Malpensa batte la paura Trecentomila passeggeri

La Prealpina - 29/03/2016

Mete europee e viaggi intercontinentali. Gli attentati di Bruxelles non hanno bloccato le partenze di Pasqua: chi aveva prenotato, non ha rinunciato al viaggio e ha vinto la paura.

Le misure di sicurezza, a Malpensa come in tutti gli aeroporti italiani, sono rafforzate nei giorni di grande traffico e i passeggeri hanno nascosto le preoccupazioni, riuscendo a godersi qualche giorno di riposo nonostante il clima di tensione internazionale.

All’ultim’ora, nei giorni scorsi, non sono arrivate disdette. Ieri, i primi rientri. Di chi era partito prima del tragico 22 marzo (e magari ancora non sa nulla), per mete come Cuba o New York, e di chi ha scelto week end lunghi nelle capitali europee, da Praga a Madrid, da Amsterdam ad Atene. Tante le destinazioni francesi e del Regno Unito. E anche il Sud Italia ha avuto i suoi riscontri, per godersi il bel sole che ha regnato fino a Pasqua compresa.
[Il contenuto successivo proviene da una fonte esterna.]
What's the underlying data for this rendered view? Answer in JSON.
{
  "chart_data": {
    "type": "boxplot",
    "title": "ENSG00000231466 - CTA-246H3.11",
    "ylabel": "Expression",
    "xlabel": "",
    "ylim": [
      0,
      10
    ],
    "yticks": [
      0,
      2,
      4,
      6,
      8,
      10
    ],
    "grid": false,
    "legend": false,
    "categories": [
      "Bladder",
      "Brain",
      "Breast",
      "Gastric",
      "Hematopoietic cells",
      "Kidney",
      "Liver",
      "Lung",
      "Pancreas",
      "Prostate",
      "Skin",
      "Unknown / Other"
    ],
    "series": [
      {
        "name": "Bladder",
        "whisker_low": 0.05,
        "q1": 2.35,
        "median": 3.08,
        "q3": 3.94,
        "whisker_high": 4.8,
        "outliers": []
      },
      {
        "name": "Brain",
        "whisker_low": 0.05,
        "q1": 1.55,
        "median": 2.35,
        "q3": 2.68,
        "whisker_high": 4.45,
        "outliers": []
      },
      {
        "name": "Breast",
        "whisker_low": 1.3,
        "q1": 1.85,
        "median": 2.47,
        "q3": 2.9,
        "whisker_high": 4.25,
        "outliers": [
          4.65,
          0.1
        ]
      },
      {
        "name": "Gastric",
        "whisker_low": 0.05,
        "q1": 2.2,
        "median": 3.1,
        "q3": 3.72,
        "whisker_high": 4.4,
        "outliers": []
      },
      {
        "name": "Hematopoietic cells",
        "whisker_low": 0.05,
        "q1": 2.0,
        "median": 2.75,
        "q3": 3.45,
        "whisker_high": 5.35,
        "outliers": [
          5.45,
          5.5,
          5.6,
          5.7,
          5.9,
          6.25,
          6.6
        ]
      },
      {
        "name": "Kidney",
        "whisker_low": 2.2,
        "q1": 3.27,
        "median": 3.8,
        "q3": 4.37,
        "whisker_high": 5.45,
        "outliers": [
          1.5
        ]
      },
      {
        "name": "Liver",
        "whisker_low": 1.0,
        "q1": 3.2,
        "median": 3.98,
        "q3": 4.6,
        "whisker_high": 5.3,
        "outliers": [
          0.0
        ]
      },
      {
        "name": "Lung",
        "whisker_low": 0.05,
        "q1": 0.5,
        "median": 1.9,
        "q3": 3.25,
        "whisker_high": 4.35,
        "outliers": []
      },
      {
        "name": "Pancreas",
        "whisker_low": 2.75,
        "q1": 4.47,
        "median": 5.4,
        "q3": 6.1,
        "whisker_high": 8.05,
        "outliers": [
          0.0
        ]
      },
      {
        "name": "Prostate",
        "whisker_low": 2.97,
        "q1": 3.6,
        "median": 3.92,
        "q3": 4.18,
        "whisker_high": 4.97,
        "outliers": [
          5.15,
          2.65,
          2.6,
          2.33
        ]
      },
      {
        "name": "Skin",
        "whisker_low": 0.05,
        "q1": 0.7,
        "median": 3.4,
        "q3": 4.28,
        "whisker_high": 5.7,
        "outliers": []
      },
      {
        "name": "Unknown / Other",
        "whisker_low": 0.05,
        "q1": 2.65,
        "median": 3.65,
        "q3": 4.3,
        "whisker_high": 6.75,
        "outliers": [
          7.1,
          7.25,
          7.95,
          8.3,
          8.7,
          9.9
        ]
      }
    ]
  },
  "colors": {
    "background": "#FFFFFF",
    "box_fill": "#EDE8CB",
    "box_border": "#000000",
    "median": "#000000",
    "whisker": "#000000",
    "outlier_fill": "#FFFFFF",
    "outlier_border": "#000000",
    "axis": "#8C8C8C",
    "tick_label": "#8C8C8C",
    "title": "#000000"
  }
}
Le stime della Sea parlano, per le giornate comprese dal 24 a oggi, di un traffico pari a 450mila passeggeri sugli scali milanesi. Ben 300mila a Malpensa. Nei due Terminal della Brughiera sono indicati 154mila partenze e 146mila arrivi.

Il 25, venerdì santo, è stato il giorno con il picco di viaggiatori, oltre 30mila. Ieri il picco inverso, per i rientri: 28mila.

Tanti hanno scelto New York e Miami, i Caraibi, Mauritius e Maldive. Per l’Africa prescelti Capo Verde, Kenya, Zanzibar e Madagascar. Chi non teme di avventurarsi in Medio Oriente, anche Dubai, Doha e l’Oman.

Malpensa, nonostante i timori globali, tiene. Dopo il più 9 per cento registrato in febbraio, marzo sembra essere andato bene.

E ci si avvia verso la stagione delle vacanze, perciò l’auspicio è che i dati continuino ad avere un segno positivo. Il 2015 si era chiuso con 18 milioni e 582mila passeggeri, pari a un incremento percentuale rispetto ai dodici mesi precedenti dell’1,3. Per il secondo anno consecutivo dopo il lungo periodo buio successivo al dehubbing voluto da Alitalia si contano dati che fanno ben sperare. Non c’è solo l’effetto Ryanair, sbarcata in terra varesina dal primo dicembre, ma – come ha ricordato di recente Pietro Modiano, presidente di Sea – «Si è risvegliato dopo anni di letargo il traffico domestico sul Terminal 1 che sembrava destinato alla sparizione. Ma vanno bene anche i voli europei e soprattutto gli intercontinentali. Fuori dall’Europa abbiamo trasportato lo scorso anno 5 milioni e mezzo di passeggeri, in crescita del 5 per cento. Nessun altro grande aeroporto d’Europa si è avvicinato a questo numero. Stiamo ragionando con molte compagnie interessate a crescere e a sviluppare il proprio business a Malpensa».

Certo, ora si spera che la situazione globale si tranquillizzi. Perché le promesse dei terroristi («è solo un anticipo») non tranquillizzano nessuno.

Resta da vedere come andranno le prenotazioni e le partenze dell’estate, per poter archiviare questo 2016 come l’anno del riscatto tanto atteso.